On Monday, a federal district court in Texas denied a request for a temporary injunction that would have prevented the Department of Labor’s increase in the minimum salary from taking effect for certain employees. The DOL’s new rule has been estimated to make approximately 4 million more employees eligible for overtime across the country. The rule, which became effective Monday, increased that minimum salary to $43,888 per year. A second increase, set to take effect January 1, would raise this minimum to $58,656.

The federal court denied the injunction because the plaintiff could not demonstrate irreparable harm from the increase. The court concluded that the employee offered as an example of a worker would need to be reclassified as non-exempt under the new salary rule, did not qualify as exempt even prior to July 1, and that there was no demonstration of quantifiable costs imposed on the employer.

The court did not make a substantive determination on the validity of the Fair Labor Standards Act rule, and could still rule in favor of the plaintiff with regard to the initial or subsequent salary increases. Also on Monday, a different Texas federal court issued a narrow injunction to prevent the new salary levels from taking effect with respect to Texas government employees. Although the judge expressed his opinion that the increase was legally invalid, the resulting injunction does not affect private sector employers or government ones outside of Texas.

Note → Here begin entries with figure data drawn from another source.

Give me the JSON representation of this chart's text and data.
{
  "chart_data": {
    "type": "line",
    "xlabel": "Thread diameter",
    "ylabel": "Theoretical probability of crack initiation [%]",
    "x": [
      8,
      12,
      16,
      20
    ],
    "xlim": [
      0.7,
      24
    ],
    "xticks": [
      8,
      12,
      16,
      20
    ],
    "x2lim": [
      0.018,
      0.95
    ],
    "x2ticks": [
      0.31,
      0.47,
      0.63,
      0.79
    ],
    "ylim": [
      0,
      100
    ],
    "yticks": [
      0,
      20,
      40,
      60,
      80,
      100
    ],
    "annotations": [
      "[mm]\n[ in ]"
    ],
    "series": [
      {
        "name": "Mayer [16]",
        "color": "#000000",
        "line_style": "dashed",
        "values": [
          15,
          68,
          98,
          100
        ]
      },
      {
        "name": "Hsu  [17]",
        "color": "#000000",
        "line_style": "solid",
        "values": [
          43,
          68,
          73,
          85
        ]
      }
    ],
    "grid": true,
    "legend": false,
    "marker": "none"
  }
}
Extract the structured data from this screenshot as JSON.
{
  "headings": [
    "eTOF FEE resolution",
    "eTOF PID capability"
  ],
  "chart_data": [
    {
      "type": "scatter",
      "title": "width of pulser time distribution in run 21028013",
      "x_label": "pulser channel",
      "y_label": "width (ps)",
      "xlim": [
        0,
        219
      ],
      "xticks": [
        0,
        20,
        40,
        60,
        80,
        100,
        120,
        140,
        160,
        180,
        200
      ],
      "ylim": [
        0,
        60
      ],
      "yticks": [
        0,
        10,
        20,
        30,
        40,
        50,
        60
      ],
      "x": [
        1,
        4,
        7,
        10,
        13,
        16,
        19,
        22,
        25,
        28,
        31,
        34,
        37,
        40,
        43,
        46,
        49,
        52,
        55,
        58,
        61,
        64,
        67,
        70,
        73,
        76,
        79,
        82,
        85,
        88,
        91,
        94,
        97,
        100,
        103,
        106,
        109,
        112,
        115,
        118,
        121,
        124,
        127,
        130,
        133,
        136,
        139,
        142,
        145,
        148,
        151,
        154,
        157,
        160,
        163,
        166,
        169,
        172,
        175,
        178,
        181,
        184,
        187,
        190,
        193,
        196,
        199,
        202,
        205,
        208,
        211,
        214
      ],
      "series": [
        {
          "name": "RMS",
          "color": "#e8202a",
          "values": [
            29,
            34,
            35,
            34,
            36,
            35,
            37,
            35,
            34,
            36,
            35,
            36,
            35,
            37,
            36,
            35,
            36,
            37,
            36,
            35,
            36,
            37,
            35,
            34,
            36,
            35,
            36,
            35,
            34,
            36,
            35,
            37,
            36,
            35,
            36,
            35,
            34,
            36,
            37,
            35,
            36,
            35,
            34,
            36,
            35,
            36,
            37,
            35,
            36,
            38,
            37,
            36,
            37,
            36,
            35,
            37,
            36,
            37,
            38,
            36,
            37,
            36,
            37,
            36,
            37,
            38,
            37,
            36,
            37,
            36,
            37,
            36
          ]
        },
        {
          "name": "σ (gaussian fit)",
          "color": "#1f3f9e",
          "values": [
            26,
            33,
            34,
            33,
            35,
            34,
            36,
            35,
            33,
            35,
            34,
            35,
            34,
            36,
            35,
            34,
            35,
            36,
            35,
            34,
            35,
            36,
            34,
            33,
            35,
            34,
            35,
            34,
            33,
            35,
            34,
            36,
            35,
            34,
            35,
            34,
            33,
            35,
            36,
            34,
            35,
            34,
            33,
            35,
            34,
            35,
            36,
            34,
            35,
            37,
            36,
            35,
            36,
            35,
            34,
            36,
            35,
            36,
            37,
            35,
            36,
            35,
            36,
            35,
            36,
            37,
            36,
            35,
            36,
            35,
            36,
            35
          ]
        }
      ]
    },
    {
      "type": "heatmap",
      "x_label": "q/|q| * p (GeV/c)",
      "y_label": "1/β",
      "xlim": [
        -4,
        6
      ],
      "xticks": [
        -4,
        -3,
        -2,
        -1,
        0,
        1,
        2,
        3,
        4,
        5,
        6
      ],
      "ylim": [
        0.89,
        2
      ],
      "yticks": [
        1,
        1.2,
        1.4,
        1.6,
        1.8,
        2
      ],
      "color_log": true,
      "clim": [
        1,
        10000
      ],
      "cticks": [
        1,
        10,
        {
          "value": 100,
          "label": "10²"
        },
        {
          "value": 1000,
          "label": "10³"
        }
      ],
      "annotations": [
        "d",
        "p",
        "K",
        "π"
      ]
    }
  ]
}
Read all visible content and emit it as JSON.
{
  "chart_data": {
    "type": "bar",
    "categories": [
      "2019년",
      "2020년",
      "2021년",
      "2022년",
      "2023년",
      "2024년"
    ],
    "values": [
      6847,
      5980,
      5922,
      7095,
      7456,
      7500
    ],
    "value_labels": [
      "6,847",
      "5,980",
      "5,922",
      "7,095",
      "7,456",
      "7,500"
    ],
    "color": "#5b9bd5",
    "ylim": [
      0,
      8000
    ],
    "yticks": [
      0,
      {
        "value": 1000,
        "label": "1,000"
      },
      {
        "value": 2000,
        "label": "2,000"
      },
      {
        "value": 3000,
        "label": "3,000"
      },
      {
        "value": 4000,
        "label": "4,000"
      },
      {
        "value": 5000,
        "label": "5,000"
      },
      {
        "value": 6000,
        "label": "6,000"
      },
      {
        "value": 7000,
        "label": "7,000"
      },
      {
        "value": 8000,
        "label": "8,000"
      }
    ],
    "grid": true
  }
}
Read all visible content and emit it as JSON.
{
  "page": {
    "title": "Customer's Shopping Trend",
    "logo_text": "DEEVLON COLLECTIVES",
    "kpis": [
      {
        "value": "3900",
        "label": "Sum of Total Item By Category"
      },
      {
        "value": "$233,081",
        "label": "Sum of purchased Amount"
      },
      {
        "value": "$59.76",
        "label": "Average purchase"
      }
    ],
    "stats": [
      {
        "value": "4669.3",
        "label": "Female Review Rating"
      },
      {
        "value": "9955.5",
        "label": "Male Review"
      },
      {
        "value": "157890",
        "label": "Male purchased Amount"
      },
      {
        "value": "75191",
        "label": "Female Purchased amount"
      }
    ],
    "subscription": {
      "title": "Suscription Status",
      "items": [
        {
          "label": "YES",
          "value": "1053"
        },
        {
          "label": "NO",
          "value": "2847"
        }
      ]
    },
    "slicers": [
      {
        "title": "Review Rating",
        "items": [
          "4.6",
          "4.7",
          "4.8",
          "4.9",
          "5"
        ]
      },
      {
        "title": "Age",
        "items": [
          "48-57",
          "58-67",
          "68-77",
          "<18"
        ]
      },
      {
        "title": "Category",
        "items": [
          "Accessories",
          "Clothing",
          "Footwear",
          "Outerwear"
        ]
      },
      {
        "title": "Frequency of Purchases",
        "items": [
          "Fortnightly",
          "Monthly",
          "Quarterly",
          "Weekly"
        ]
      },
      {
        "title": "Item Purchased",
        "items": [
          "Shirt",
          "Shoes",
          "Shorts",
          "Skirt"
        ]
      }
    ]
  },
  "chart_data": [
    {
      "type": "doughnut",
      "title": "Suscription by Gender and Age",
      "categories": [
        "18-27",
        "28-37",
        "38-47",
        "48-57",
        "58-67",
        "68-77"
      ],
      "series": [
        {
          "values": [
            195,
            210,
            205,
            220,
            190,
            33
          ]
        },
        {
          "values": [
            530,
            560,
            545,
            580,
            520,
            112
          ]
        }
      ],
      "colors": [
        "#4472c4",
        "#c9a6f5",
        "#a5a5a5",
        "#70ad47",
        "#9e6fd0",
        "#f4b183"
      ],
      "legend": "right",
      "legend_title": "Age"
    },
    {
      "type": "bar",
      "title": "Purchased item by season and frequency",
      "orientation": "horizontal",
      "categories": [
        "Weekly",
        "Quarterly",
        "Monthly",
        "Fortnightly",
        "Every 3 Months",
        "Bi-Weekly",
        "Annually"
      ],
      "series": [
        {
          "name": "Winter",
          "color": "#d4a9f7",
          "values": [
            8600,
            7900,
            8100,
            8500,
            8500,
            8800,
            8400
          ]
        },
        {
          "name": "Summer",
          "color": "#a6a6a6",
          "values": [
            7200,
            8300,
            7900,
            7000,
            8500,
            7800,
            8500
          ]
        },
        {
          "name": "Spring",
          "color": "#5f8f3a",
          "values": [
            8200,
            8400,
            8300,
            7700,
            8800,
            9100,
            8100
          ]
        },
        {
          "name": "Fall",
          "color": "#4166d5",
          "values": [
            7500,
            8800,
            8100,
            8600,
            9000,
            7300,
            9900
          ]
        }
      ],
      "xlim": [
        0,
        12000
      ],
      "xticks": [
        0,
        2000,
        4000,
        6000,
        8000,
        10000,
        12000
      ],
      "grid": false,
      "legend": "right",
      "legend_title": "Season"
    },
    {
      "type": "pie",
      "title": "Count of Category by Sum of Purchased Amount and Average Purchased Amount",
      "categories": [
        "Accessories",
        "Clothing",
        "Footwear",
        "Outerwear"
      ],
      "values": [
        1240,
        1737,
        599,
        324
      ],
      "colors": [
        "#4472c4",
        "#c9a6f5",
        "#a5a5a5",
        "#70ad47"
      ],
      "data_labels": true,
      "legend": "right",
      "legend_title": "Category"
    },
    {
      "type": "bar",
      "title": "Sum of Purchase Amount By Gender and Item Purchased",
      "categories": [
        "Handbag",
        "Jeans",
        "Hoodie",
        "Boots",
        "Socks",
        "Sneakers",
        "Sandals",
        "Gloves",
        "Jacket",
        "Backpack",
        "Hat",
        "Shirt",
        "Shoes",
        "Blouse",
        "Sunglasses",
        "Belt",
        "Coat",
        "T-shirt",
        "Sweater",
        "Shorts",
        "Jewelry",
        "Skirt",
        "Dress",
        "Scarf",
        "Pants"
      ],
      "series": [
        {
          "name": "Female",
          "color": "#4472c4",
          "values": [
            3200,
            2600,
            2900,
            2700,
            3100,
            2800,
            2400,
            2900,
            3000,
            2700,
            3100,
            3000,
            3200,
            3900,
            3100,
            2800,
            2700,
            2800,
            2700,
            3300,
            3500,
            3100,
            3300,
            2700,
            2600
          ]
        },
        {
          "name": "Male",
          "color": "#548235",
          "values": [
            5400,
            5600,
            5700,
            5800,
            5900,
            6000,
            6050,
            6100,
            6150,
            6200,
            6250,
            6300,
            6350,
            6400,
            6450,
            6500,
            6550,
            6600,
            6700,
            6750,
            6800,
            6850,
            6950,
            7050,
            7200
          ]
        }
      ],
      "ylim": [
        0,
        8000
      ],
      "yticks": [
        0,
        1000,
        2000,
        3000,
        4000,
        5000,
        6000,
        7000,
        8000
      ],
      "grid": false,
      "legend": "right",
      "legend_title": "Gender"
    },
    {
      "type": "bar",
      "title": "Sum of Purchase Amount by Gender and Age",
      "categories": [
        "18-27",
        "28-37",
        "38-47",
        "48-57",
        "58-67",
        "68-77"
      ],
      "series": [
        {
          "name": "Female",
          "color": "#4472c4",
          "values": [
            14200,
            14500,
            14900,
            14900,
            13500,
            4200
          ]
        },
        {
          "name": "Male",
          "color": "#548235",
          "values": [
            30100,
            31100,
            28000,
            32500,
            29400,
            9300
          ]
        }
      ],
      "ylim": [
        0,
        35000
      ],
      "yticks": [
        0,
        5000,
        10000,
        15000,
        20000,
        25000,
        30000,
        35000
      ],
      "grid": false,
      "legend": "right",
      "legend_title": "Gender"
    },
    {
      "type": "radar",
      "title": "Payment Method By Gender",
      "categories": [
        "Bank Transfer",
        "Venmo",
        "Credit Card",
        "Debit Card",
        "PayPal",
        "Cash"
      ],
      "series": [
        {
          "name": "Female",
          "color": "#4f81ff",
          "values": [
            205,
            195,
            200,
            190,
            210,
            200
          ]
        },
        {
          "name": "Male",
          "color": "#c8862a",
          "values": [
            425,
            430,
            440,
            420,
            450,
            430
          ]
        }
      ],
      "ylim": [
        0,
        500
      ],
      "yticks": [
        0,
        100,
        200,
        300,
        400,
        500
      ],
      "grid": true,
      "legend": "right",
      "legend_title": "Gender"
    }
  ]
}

These decisions mean that at least for now, employers need to comply with the first step of salary increases in order to continue claiming exemption from overtime requirements. Employers unwilling to increase salaries to this new minimum must reclassify affected employees as non-exempt, begin tracking hours worked, and pay overtime when the employee works in excess of 40 hours in a given workweek. The ultimate fate of this increase and the second one scheduled for next year will depend on the results of additional litigation.